“I love Jenna to death, but we are two totally different people,” Layfield said. “It definitely shows in our style of play. She’s more quiet. I’m more like ‘HEY!’ More wild. But we blend real well. She brings out my calmness and I bring out her wild side.”
But the very first week they were at UD, they were very much the same.
Both were in tears.
It was the summer and they were living together in the Caldwell Street apartments next to campus.
“Our bonding moment came the time we caught each other crying,” Layfield said with a shrug. “It was early, like 5:30 or 6 in the evening, and Jenna said she was going to bed. A little bit later she comes out of her bedroom and I could tell she had been crying. Me, too. I was out in the living room and I’d just wiped my face before she came out.
“This was our first week away from home. We were in college now. We were on our own. No parents. Nobody. This was real life and we were homesick.
“We gave each other a hug and I remember saying, ‘Hey, it’s gonna be OK. We’ll be OK.’”
And Wednesday night at UD Arena the pair were more than OK. They each showed little flickers of greatness to come as Dayton routed Richmond, 79-41.
The game marked the best combined effort of the year by the two freshman as they teamed up for 24 points on 10 for 14 shooting and added eight rebounds, a pair of assists and two steals.
Burdette tied Andrea Hoover with a game-high 13 points. Layfield had a career-high 11 points.
For the 18-5 Flyers, this was a solid comeback after a disappointing 67-56 loss at No. 24 George Washington on Sunday.
Granted the competition was different and the game was at home, but Richmond still came in with a 15-8 record. The Flyers played a lot better defense than they did three days ago – they held the Spiders to 25 percent shooting (15 of 60) – and they were more aggressive … especially the freshmen.
UD coach Jim Jabir had challenged both of his young players to be more aggressive, more assertive and Wednesday night they were, although a few of those expressive moments turned into turnovers.
Burdette had six, but after the game, as Jabir huddled with her on the court, the coach talked more about the way she had put her fingerprint on the game than he did those few passes that missed the fingertips of other Flyers.

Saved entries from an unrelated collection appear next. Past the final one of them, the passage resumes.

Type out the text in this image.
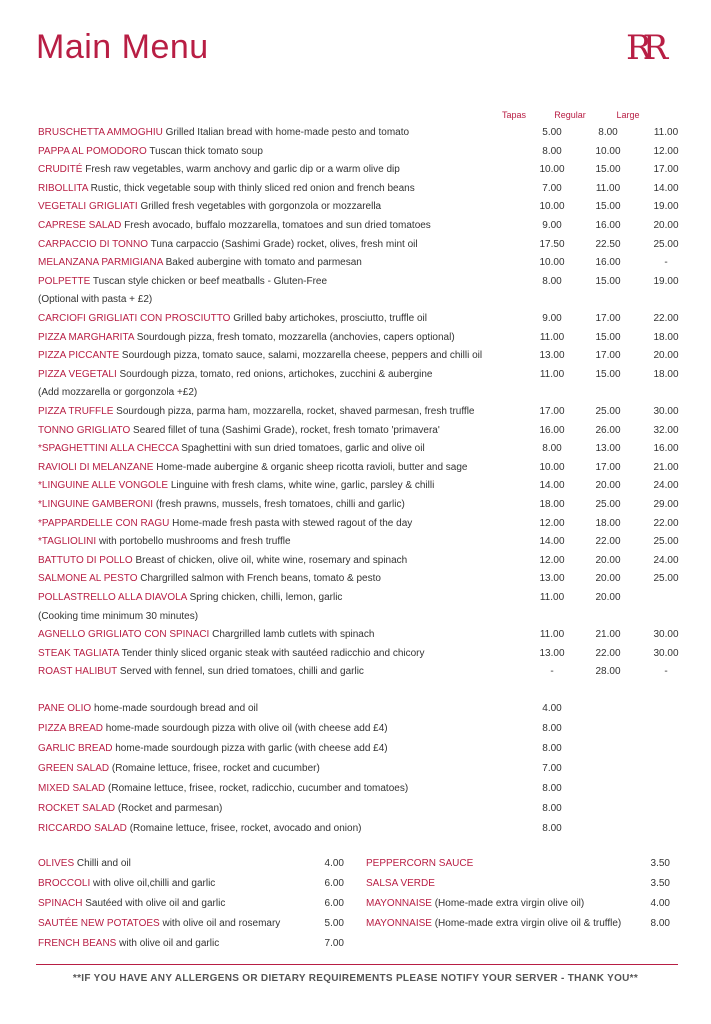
Main Menu	RR
Tapas	Regular	Large
BRUSCHETTA AMMOGHIU Grilled Italian bread with home-made pesto and tomato	5.00	8.00	11.00
PAPPA AL POMODORO Tuscan thick tomato soup	8.00	10.00	12.00
CRUDITÉ Fresh raw vegetables, warm anchovy and garlic dip or a warm olive dip	10.00	15.00	17.00
RIBOLLITA Rustic, thick vegetable soup with thinly sliced red onion and french beans	7.00	11.00	14.00
VEGETALI GRIGLIATI Grilled fresh vegetables with gorgonzola or mozzarella	10.00	15.00	19.00
CAPRESE SALAD Fresh avocado, buffalo mozzarella, tomatoes and sun dried tomatoes	9.00	16.00	20.00
CARPACCIO DI TONNO Tuna carpaccio (Sashimi Grade) rocket, olives, fresh mint oil	17.50	22.50	25.00
MELANZANA PARMIGIANA Baked aubergine with tomato and parmesan	10.00	16.00	-
POLPETTE Tuscan style chicken or beef meatballs - Gluten-Free	8.00	15.00	19.00
(Optional with pasta + £2)
CARCIOFI GRIGLIATI CON PROSCIUTTO Grilled baby artichokes, prosciutto, truffle oil	9.00	17.00	22.00
PIZZA MARGHARITA Sourdough pizza, fresh tomato, mozzarella (anchovies, capers optional)	11.00	15.00	18.00
PIZZA PICCANTE Sourdough pizza, tomato sauce, salami, mozzarella cheese, peppers and chilli oil	13.00	17.00	20.00
PIZZA VEGETALI Sourdough pizza, tomato, red onions, artichokes, zucchini & aubergine	11.00	15.00	18.00
(Add mozzarella or gorgonzola +£2)
PIZZA TRUFFLE Sourdough pizza, parma ham, mozzarella, rocket, shaved parmesan, fresh truffle	17.00	25.00	30.00
TONNO GRIGLIATO Seared fillet of tuna (Sashimi Grade), rocket, fresh tomato 'primavera'	16.00	26.00	32.00
*SPAGHETTINI ALLA CHECCA Spaghettini with sun dried tomatoes, garlic and olive oil	8.00	13.00	16.00
RAVIOLI DI MELANZANE Home-made aubergine & organic sheep ricotta ravioli, butter and sage	10.00	17.00	21.00
*LINGUINE ALLE VONGOLE Linguine with fresh clams, white wine, garlic, parsley & chilli	14.00	20.00	24.00
*LINGUINE GAMBERONI (fresh prawns, mussels, fresh tomatoes, chilli and garlic)	18.00	25.00	29.00
*PAPPARDELLE CON RAGU Home-made fresh pasta with stewed ragout of the day	12.00	18.00	22.00
*TAGLIOLINI with portobello mushrooms and fresh truffle	14.00	22.00	25.00
BATTUTO DI POLLO Breast of chicken, olive oil, white wine, rosemary and spinach	12.00	20.00	24.00
SALMONE AL PESTO Chargrilled salmon with French beans, tomato & pesto	13.00	20.00	25.00
POLLASTRELLO ALLA DIAVOLA Spring chicken, chilli, lemon, garlic	11.00	20.00
(Cooking time minimum 30 minutes)
AGNELLO GRIGLIATO CON SPINACI Chargrilled lamb cutlets with spinach	11.00	21.00	30.00
STEAK TAGLIATA Tender thinly sliced organic steak with sautéed radicchio and chicory	13.00	22.00	30.00
ROAST HALIBUT Served with fennel, sun dried tomatoes, chilli and garlic	-	28.00	-
PANE OLIO home-made sourdough bread and oil	4.00
PIZZA BREAD home-made sourdough pizza with olive oil (with cheese add £4)	8.00
GARLIC BREAD home-made sourdough pizza with garlic (with cheese add £4)	8.00
GREEN SALAD (Romaine lettuce, frisee, rocket and cucumber)	7.00
MIXED SALAD (Romaine lettuce, frisee, rocket, radicchio, cucumber and tomatoes)	8.00
ROCKET SALAD (Rocket and parmesan)	8.00
RICCARDO SALAD (Romaine lettuce, frisee, rocket, avocado and onion)	8.00
OLIVES Chilli and oil	4.00
BROCCOLI with olive oil,chilli and garlic	6.00
SPINACH Sautéed with olive oil and garlic	6.00
SAUTÉE NEW POTATOES with olive oil and rosemary	5.00
FRENCH BEANS with olive oil and garlic	7.00
PEPPERCORN SAUCE	3.50
SALSA VERDE	3.50
MAYONNAISE (Home-made extra virgin olive oil)	4.00
MAYONNAISE (Home-made extra virgin olive oil & truffle)	8.00
**IF YOU HAVE ANY ALLERGENS OR DIETARY REQUIREMENTS PLEASE NOTIFY YOUR SERVER - THANK YOU**
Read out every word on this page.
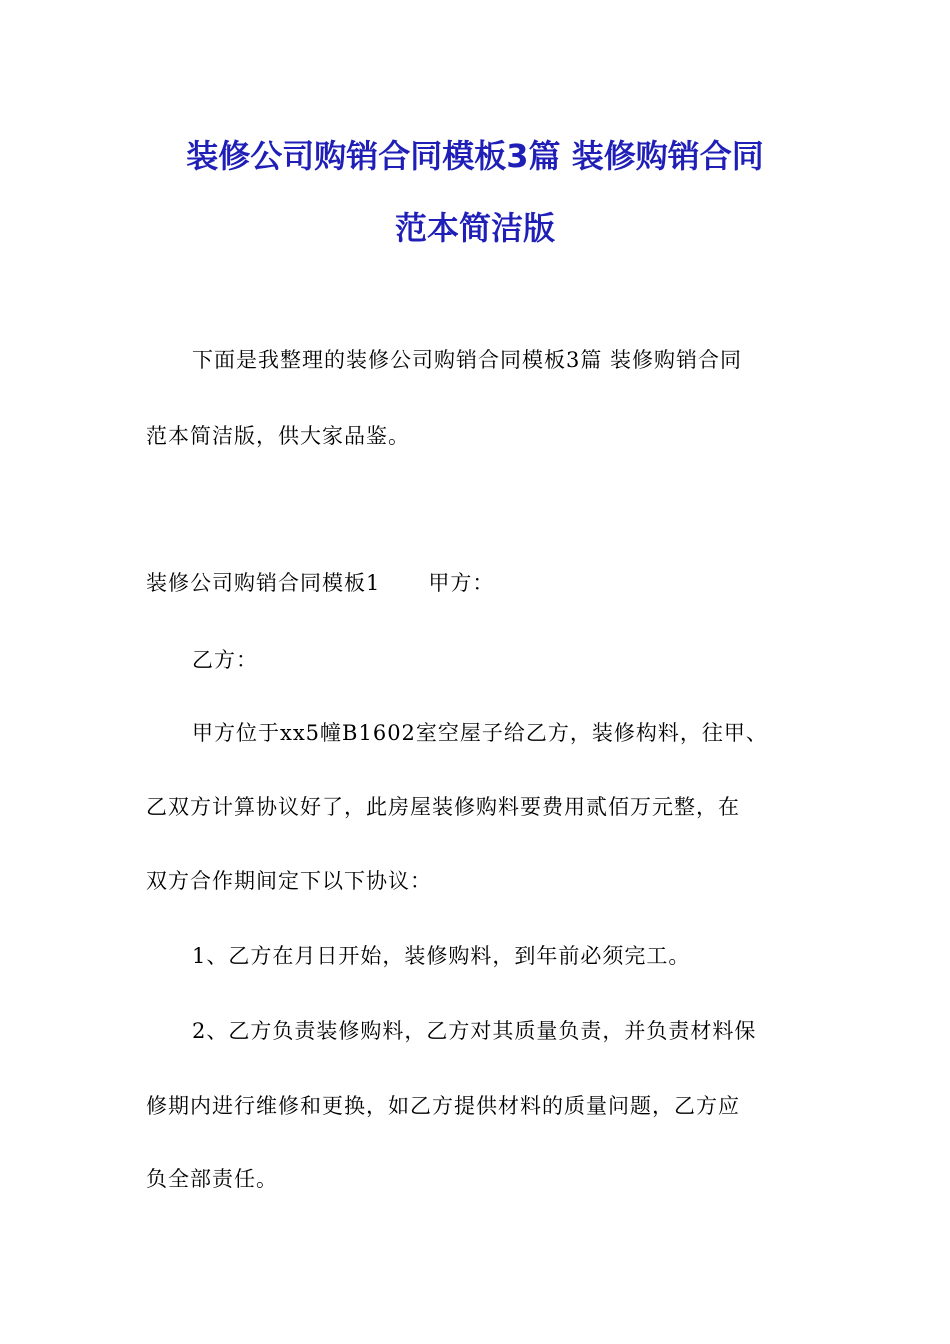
装修公司购销合同模板3篇 装修购销合同
范本简洁版
下面是我整理的装修公司购销合同模板3篇 装修购销合同
范本简洁版，供大家品鉴。
装修公司购销合同模板1 甲方：
乙方：
甲方位于xx5幢B1602室空屋子给乙方，装修构料，往甲、
乙双方计算协议好了，此房屋装修购料要费用贰佰万元整，在
双方合作期间定下以下协议：
1、乙方在月日开始，装修购料，到年前必须完工。
2、乙方负责装修购料，乙方对其质量负责，并负责材料保
修期内进行维修和更换，如乙方提供材料的质量问题，乙方应
负全部责任。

“I told her the turnovers are not acceptable but we can fix them,” Jabir said. “I said we’ll watch film and deal with that. She’ll see she forced some passes that weren’t there. But the thing that really stood out was her assertiveness. You could see it in her play today, she was looking to score. She had a job to do and today she looked to do it.”
As for Layfield, who usually plays sparingly off the bench, she was on the floor a season-high 18 minutes. In her past three games combined she had scored two points.
“She doesn’t even know how good she can he,” Jabir said. “She doesn’t even know how to play the game yet. Everything you see, she’s doing on natural ability. It’s instinctive. And she does some really cool things out there. You see flashes of greatness. When she finally figures it, she can be a dynamic player. Someone who could take the game over.”
And in Burdette, the Flyers have a savvy player – she’s a coach’s daughter who knows the game – who can direct her team from out front and score herself.
Wednesday night, Burdette was looking for Layfield:
“She was everywhere on the boards and she was making hard cuts and we found her. She had a great game.”
One day this will be this pair’s team, just as it now is led by senior starters Ally Malott and Hoover.
“We’re learning from them, but we feel a bond between the two of us, too” Layfield said. “We even have a little nickname. We call each other 20 and 18. She’s 20. I’m 18. That’s because we’re the Class of 2018.
“Out there tonight, it was like ‘Hey, good job 20!’…’Yeah, way to go 18. Way to go!’”
As she thought about those in-game exchanges, she started to laugh.
The crying times are over for JaVonna Layfield and Jenna Burdette.